Он помнил, как пришел вечером домой, вытащил из почтового ящика газеты и явно иностранный конверт с тюбингенским штемпелем, и не сразу сообразил, что произошло. Все перевернуто вверх дном, какие-то старые носки валяются посреди комнаты в перемежку с его рубашками, пиджаком от синего костюма, у которого оба кармана свисали сизо-черными языками удавленника, все бумаги из письменного стола высыпаны наружу, в ванне из крана хлещет вода; и, только войдя в комнату жены, он увидел на ее кровати разорванный пакет с какими-то бумагами, фотографиями и запиской.
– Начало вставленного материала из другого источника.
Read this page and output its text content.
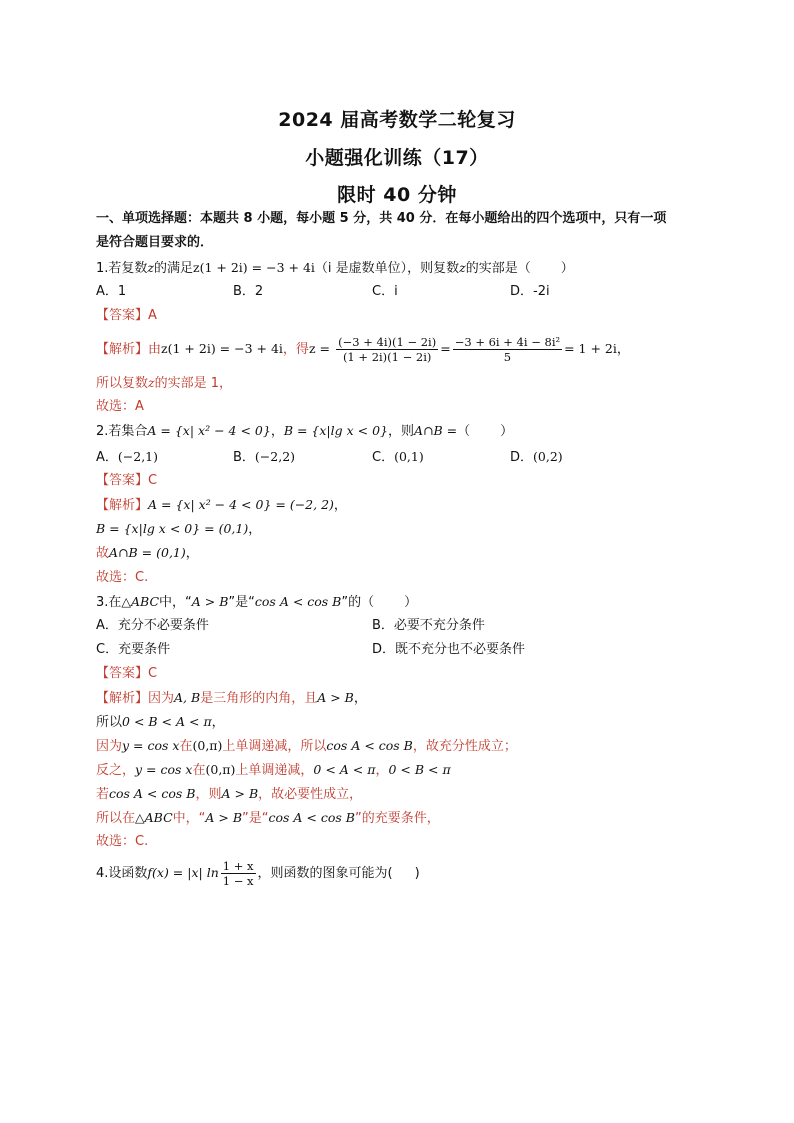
2024 届高考数学二轮复习
小题强化训练（17）
限时 40 分钟
一、单项选择题：本题共 8 小题，每小题 5 分，共 40 分．在每小题给出的四个选项中，只有一项
是符合题目要求的．
1.若复数z的满足z(1 + 2i) = −3 + 4i（i 是虚数单位），则复数z的实部是（ ）
A．1	B．2	C．i	D．-2i
【答案】A
【解析】由z(1 + 2i) = −3 + 4i，得$z = \frac{(-3 + 4i)(1 - 2i)}{(1 + 2i)(1 - 2i)} = \frac{\text{−3 + 6i + 4i − 8i²}}{5} = 1 + 2i$，
所以复数z的实部是 1，
故选：A
2.若集合A = {x| x² − 4 < 0}，B = {x|lg x < 0}，则A∩B =（ ）
A．(−2,1)	B．(−2,2)	C．(0,1)	D．(0,2)
【答案】C
【解析】A = {x| x² − 4 < 0} = (−2, 2)，
B = {x|lg x < 0} = (0,1)，
故A∩B = (0,1)，
故选：C.
3.在△ABC中，“A > B”是“cos A < cos B”的（ ）
A．充分不必要条件	B．必要不充分条件
C．充要条件	D．既不充分也不必要条件
【答案】C
【解析】因为A, B是三角形的内角，且A > B，
所以0 < B < A < π，
因为y = cos x在(0,π)上单调递减，所以cos A < cos B，故充分性成立；
反之，y = cos x在(0,π)上单调递减，0 < A < π，0 < B < π
若cos A < cos B，则A > B，故必要性成立，
所以在△ABC中，“A > B”是“cos A < cos B”的充要条件，
故选：C.
4.设函数f(x) = |x| $\ln \frac{1 + x}{1 - x}$ ，则函数的图象可能为( )
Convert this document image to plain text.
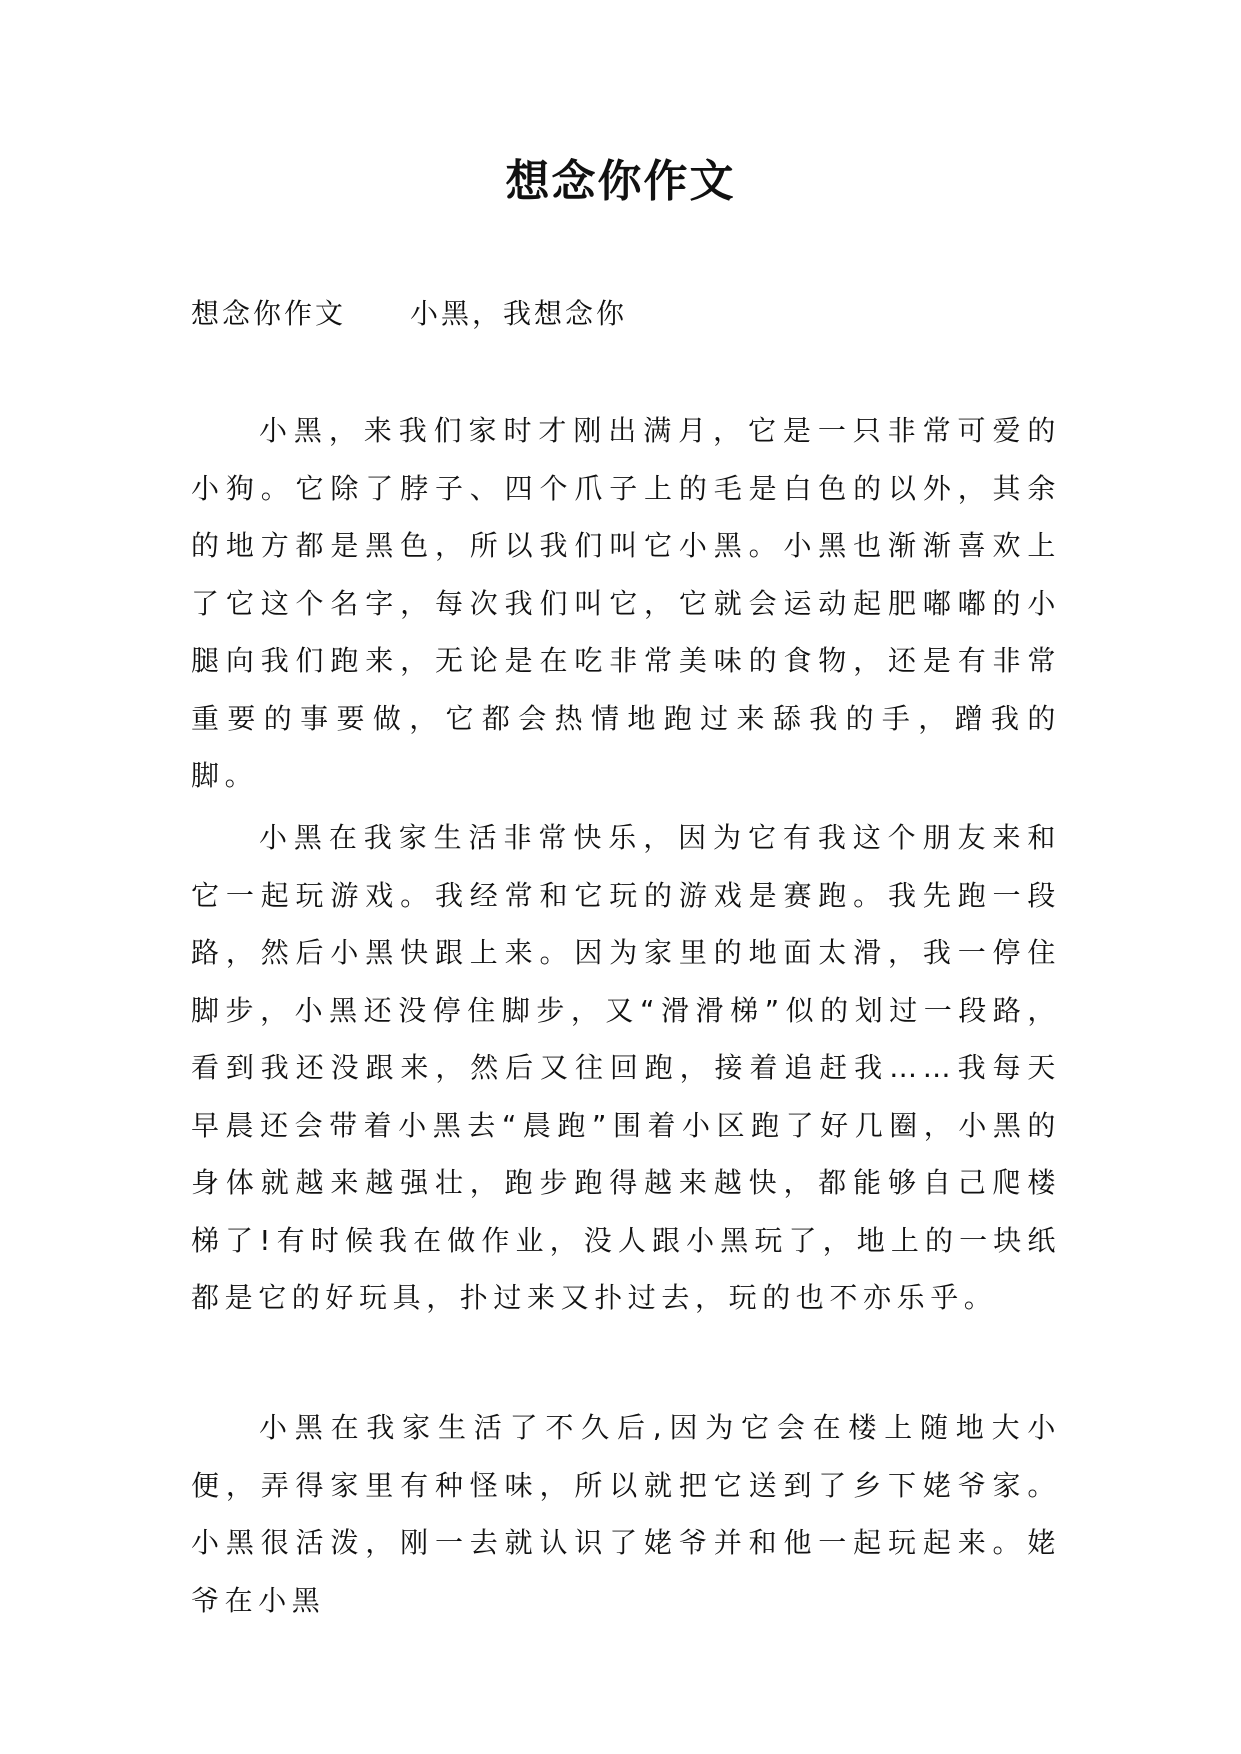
想念你作文

想念你作文 小黑，我想念你

小黑，来我们家时才刚出满月，它是一只非常可爱的小狗。它除了脖子、四个爪子上的毛是白色的以外，其余的地方都是黑色，所以我们叫它小黑。小黑也渐渐喜欢上了它这个名字，每次我们叫它，它就会运动起肥嘟嘟的小腿向我们跑来，无论是在吃非常美味的食物，还是有非常重要的事要做，它都会热情地跑过来舔我的手，蹭我的脚。

小黑在我家生活非常快乐，因为它有我这个朋友来和它一起玩游戏。我经常和它玩的游戏是赛跑。我先跑一段路，然后小黑快跟上来。因为家里的地面太滑，我一停住脚步，小黑还没停住脚步，又“滑滑梯”似的划过一段路，看到我还没跟来，然后又往回跑，接着追赶我……我每天早晨还会带着小黑去“晨跑”围着小区跑了好几圈，小黑的身体就越来越强壮，跑步跑得越来越快，都能够自己爬楼梯了!有时候我在做作业，没人跟小黑玩了，地上的一块纸都是它的好玩具，扑过来又扑过去，玩的也不亦乐乎。

小黑在我家生活了不久后,因为它会在楼上随地大小便，弄得家里有种怪味，所以就把它送到了乡下姥爷家。小黑很活泼，刚一去就认识了姥爷并和他一起玩起来。姥爷在小黑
Он ожидал нечто подобное, но все равно оказался не готов, хотя за две недели четверо из его бывших друзей, имеющих жен, получили по такому пакету, содержание которого варьировалось примерно вокруг одних и тех же ситуаций. Расплывчатые фотографии, на которых, однако, можно было узнать и его, Борю Лихтенштейна, скажем, звонящего из будки-автомата, а рядом, просвечивая сквозь стекло, женская фигурка в капюшоне, но лицо узнаваемо; а на второе — пару распечатанных и подслушанных телефонных разговоров с какой-нибудь убийственно неопровержимой деталью на сладкое. И хотя подделать все эту галиматью не представляло труда — никаких подделок не было: чистая работа, по правилам, не подкопаешься, свои нормы профессионализма. И никуда не денешься, не пожалуешься прокурору, не напишешь опровержение в газету, то есть — пожалуйста, жалуйся кому угодно, даже дело могут завести, скажем, за оскорбление чести и достоинства гражданина, за клевету и разглашение порочащих его репутацию сведений. Hо никакой клеветы — комар носа не подточит; в то, что вручалось ему с каменным лицом, он потом, наедине с бессильным отчаяньем и отвращением беспомощности, вчитывался, то с облегчением находя явный подлог, не было этого, не говорил он так, да и вообще, что за тон, он никогда, ни при каких обстоятельтсвах, чтобы такие обороты, при его умении формулировать мысль, все эти мычания, обмолвки, косноязычие, как будто — но тут же, по знакомому сравнению, метафоре, странной транскрипции хмыканья, переведенного из звука в незнакомое слово, с ощущением бесконечного падения, пропасть, медленная, неотвратимая разверстая пропасть — узнавал себя. Но таким скукоженным, маленьким, нелепым, будто смотрел фильм, снятый скрытой любительской камерой, где в кадр попадало все то, что должно быть отсечено, вроде ненужных подробностей, бесконечных отступлений. С ужасом и брезгливостью узнавая по какой-нибудь убийственной детали — убийственной именно для него, только для него и никого другого, потому что никто иной, не смог бы узнать в этом суетящемся, надутом, что-то постоянно изображающем человечке его, Борю Лихтенштейна (правда, порой попадались истинные перлы, хоть тут же заноси в архив — прекрасная, отточенная мысль, найденный образ, удачная, остроумная метонимия — не жалко было распылять себя на эти бесконечные разговоры).